## --------------------------------------------------------------------
##
## 1) For illustration of use, a small data set.
## Subsets of variables of all cardinalities are sought using the
## RM criterion.
##
data(swiss)
eleaps(cor(swiss),nsol=3, criterion="RM")
##$subsets
##, , Card.1
##
## Var.1 Var.2 Var.3 Var.4 Var.5
##Solution 1 3 0 0 0 0
##Solution 2 1 0 0 0 0
##Solution 3 4 0 0 0 0
##
##, , Card.2
##
## Var.1 Var.2 Var.3 Var.4 Var.5
##Solution 1 3 6 0 0 0
##Solution 2 4 5 0 0 0
##Solution 3 1 2 0 0 0
##
##, , Card.3
##
## Var.1 Var.2 Var.3 Var.4 Var.5
##Solution 1 4 5 6 0 0
##Solution 2 1 2 5 0 0
##Solution 3 3 4 6 0 0
##
##, , Card.4
##
## Var.1 Var.2 Var.3 Var.4 Var.5
##Solution 1 2 4 5 6 0
##Solution 2 1 2 5 6 0
##Solution 3 1 4 5 6 0
##
##, , Card.5
##
## Var.1 Var.2 Var.3 Var.4 Var.5
##Solution 1 1 2 3 5 6
##Solution 2 1 2 4 5 6
##Solution 3 2 3 4 5 6
##
##
##$values
## card.1 card.2 card.3 card.4 card.5
##Solution 1 0.6729689 0.8016409 0.9043760 0.9510757 0.9804629
##Solution 2 0.6286185 0.7982296 0.8791856 0.9506434 0.9776338
##Solution 3 0.6286130 0.7945390 0.8777509 0.9395708 0.9752551
##
##$bestvalues
## Card.1 Card.2 Card.3 Card.4 Card.5
##0.6729689 0.8016409 0.9043760 0.9510757 0.9804629
##
##$bestsets
## Var.1 Var.2 Var.3 Var.4 Var.5
##Card.1 3 0 0 0 0
##Card.2 3 6 0 0 0
##Card.3 4 5 6 0 0
##Card.4 2 4 5 6 0
##Card.5 1 2 3 5 6
##
##$call
##eleaps(cor(swiss), nsol = 3, criterion="RM")

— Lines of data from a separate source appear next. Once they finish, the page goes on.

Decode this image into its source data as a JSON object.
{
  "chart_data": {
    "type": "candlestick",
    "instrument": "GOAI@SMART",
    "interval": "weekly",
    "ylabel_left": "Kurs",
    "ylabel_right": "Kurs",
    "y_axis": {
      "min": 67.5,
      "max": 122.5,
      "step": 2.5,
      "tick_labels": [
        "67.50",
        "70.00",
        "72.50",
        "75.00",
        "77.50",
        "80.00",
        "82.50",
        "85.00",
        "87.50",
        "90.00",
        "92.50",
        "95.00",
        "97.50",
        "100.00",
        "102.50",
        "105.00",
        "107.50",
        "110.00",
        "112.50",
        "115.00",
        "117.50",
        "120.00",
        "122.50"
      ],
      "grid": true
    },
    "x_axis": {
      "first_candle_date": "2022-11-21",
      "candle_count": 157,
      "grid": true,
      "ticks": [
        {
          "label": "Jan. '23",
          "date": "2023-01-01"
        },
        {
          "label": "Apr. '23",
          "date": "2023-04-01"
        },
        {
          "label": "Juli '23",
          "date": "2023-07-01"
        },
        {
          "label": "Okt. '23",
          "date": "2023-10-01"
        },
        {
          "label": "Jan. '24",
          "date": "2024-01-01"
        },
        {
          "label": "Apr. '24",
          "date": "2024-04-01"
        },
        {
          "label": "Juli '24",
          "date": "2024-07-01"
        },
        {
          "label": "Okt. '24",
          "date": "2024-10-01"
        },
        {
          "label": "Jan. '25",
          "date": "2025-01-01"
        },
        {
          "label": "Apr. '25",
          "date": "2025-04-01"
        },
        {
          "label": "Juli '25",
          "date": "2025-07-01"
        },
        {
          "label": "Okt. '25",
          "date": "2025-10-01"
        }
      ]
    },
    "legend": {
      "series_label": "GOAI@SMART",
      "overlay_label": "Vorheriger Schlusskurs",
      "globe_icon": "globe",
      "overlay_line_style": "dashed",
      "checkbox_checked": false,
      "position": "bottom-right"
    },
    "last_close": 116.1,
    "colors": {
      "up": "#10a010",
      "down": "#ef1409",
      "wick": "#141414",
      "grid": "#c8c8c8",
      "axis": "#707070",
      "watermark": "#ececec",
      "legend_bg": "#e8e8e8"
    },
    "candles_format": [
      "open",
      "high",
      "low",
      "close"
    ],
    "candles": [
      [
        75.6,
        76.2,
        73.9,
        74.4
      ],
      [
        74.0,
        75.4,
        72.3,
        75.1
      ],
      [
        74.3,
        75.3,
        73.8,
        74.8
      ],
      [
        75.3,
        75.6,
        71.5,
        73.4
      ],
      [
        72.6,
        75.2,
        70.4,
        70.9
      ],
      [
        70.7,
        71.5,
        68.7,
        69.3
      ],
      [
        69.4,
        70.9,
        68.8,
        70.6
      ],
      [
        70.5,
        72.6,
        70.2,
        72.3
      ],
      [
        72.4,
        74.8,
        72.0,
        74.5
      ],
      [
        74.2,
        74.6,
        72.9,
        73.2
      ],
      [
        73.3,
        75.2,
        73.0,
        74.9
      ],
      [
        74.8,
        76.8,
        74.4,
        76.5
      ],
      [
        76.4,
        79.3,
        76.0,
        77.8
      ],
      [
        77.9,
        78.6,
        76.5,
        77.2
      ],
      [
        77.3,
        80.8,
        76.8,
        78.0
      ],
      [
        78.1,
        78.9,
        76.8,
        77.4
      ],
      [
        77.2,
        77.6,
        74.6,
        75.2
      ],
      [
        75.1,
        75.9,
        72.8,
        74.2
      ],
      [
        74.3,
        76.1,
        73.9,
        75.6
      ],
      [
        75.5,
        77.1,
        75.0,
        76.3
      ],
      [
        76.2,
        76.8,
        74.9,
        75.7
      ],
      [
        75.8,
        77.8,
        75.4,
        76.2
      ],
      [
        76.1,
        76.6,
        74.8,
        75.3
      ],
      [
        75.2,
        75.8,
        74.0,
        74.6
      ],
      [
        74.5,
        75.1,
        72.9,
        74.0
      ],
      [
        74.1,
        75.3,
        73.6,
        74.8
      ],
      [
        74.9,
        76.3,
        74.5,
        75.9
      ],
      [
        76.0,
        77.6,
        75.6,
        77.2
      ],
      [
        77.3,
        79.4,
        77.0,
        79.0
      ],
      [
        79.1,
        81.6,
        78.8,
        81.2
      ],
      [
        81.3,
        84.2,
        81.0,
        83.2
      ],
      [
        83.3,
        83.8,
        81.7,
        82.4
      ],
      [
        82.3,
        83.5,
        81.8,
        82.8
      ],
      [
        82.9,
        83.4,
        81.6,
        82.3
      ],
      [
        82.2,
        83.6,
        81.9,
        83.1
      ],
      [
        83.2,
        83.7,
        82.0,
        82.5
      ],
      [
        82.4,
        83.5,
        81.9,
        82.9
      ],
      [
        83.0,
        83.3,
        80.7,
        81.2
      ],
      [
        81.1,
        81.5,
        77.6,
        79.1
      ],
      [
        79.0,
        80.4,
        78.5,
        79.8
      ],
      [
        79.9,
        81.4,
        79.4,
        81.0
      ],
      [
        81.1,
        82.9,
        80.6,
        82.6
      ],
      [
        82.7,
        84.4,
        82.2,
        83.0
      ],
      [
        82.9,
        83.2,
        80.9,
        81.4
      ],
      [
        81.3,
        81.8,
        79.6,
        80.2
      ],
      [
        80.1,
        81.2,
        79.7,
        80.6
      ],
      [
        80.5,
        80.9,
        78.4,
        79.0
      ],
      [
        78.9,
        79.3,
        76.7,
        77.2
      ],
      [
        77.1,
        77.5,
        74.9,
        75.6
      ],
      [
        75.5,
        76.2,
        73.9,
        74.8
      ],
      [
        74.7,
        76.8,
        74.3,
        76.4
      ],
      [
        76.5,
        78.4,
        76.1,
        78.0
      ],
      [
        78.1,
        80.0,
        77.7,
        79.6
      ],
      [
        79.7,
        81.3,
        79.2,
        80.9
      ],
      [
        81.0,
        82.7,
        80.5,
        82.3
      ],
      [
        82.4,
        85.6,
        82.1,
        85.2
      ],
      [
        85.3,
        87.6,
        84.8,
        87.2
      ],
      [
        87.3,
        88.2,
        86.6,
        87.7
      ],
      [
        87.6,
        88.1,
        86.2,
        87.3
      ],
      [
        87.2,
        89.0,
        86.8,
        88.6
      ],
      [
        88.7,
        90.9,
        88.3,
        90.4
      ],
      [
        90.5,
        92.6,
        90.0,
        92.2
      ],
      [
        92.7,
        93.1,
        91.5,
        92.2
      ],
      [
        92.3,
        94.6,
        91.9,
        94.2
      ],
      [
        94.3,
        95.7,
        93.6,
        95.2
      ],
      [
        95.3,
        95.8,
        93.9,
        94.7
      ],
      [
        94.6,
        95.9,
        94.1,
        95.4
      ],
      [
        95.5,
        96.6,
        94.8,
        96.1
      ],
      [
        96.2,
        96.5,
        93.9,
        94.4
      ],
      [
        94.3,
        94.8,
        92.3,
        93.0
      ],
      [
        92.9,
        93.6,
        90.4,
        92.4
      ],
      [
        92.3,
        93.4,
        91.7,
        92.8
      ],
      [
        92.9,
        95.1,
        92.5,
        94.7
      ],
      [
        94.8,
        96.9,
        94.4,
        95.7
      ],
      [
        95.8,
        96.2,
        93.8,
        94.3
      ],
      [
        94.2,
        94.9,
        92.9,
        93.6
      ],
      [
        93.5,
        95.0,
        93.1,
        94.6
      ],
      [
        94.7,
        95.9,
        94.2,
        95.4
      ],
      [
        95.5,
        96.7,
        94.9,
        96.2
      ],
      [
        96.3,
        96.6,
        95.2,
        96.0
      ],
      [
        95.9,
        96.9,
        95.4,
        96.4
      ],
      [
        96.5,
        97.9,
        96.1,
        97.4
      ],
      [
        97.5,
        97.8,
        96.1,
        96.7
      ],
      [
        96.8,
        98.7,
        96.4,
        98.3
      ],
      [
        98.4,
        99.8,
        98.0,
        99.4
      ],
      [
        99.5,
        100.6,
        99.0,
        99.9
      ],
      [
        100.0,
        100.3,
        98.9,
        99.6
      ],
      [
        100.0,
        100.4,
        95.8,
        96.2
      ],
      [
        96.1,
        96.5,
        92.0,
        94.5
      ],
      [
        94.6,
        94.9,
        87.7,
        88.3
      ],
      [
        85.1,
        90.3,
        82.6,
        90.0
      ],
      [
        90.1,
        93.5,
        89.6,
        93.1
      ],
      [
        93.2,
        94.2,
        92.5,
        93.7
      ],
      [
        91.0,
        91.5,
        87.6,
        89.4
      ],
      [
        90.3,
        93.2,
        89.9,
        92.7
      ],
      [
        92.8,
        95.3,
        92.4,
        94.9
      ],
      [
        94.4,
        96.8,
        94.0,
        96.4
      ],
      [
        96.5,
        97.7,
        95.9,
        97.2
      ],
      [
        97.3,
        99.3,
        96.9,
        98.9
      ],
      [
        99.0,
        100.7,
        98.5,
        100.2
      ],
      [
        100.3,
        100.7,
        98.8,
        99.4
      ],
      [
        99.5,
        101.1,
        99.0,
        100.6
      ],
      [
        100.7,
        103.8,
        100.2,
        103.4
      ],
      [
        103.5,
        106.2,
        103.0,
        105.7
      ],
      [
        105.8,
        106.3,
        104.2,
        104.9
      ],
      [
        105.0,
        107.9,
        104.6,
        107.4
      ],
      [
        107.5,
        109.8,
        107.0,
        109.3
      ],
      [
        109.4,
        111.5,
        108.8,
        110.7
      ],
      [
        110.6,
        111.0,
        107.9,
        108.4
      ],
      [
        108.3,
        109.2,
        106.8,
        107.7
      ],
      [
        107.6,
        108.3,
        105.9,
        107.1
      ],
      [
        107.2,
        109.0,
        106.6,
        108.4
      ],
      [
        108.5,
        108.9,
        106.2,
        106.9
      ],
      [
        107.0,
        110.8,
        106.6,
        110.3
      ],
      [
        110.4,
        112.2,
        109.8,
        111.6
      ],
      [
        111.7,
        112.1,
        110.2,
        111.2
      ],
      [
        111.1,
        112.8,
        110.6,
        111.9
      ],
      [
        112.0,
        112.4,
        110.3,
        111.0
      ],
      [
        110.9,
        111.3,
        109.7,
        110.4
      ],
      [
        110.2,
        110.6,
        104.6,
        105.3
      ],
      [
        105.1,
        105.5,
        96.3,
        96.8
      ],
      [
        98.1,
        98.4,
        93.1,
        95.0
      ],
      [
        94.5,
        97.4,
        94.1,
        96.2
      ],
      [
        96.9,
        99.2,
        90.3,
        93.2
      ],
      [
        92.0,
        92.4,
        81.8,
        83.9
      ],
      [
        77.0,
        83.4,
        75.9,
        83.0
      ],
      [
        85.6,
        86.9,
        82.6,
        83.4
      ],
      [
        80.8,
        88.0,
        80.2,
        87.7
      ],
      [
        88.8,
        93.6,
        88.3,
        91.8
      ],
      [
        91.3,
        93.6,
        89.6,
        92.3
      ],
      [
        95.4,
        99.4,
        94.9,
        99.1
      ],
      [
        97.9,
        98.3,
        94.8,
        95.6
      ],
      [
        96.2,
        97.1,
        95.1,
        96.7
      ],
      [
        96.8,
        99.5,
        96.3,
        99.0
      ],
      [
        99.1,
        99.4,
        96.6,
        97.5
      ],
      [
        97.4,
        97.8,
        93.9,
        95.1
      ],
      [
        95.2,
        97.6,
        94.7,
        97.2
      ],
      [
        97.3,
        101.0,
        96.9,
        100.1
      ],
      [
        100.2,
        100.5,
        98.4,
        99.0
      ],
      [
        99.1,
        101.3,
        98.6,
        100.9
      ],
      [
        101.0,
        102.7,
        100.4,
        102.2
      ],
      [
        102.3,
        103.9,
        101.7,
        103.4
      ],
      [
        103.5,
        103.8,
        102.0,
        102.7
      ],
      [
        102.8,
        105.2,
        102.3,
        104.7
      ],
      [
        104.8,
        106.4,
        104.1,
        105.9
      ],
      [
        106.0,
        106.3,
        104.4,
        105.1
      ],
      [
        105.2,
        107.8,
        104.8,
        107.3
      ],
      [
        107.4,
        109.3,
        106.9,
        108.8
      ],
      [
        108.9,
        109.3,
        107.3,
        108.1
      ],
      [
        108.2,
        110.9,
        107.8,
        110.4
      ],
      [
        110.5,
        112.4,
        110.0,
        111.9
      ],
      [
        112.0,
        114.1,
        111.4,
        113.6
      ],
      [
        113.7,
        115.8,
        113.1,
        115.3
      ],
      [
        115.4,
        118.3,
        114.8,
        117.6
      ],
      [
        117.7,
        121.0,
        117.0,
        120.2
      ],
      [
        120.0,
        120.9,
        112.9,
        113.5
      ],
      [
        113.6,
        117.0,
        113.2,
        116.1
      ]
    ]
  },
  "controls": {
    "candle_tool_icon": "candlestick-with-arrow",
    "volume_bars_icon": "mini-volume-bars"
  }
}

## --------------------------------------------------------------------
##
## 2) Asking only for 2- and 3- dimensional subsets and excluding
## variable number 6.
##
data(swiss)
eleaps(cor(swiss),2,3,exclude=6,nsol=3,criterion="rm")
##$subsets
##, , Card.2
##
## Var.1 Var.2 Var.3
##Solution 1 4 5 0
##Solution 2 1 2 0
##Solution 3 1 3 0
##
##, , Card.3
##
## Var.1 Var.2 Var.3
##Solution 1 1 2 5
##Solution 2 1 4 5
##Solution 3 2 4 5
##
##
##$values
## card.2 card.3
##Solution 1 0.7982296 0.8791856
##Solution 2 0.7945390 0.8686515
##Solution 3 0.7755232 0.8628693
##
##$bestvalues
## Card.2 Card.3
##0.7982296 0.8791856
##
##$bestsets
## Var.1 Var.2 Var.3
##Card.2 4 5 0
##Card.3 1 2 5
##
##$call
##eleaps(cor(swiss), 2, 3, exclude = 6, nsol = 3, criterion = "gcd")
## --------------------------------------------------------------------
##
## 3) Searching for 2- and 3- dimensional subsets that best approximate
## the spaces generated by the first three Principal Components
##
data(swiss)
eleaps(cor(swiss),2,3,criterion="gcd",pcindices=1:3,nsol=3)
##$subsets
##, , Card.2
##
## Var.1 Var.2 Var.3
##Solution 1 4 5 0
##Solution 2 5 6 0
##Solution 3 4 6 0
##
##, , Card.3
##
## Var.1 Var.2 Var.3
##Solution 1 4 5 6
##Solution 2 3 5 6
##Solution 3 2 5 6
##
##
##$values
## card.2 card.3
##Solution 1 0.7831827 0.9253684
##Solution 2 0.7475630 0.8459302
##Solution 3 0.7383665 0.8243032
##
##$bestvalues
## Card.2 Card.3
##0.7831827 0.9253684
##
##$bestsets
## Var.1 Var.2 Var.3
##Card.2 4 5 0
##Card.3 4 5 6
##
##$call
##eleaps(cor(swiss), 2, 3, criterion = "gcd", pcindices = 1:3, nsol = 3)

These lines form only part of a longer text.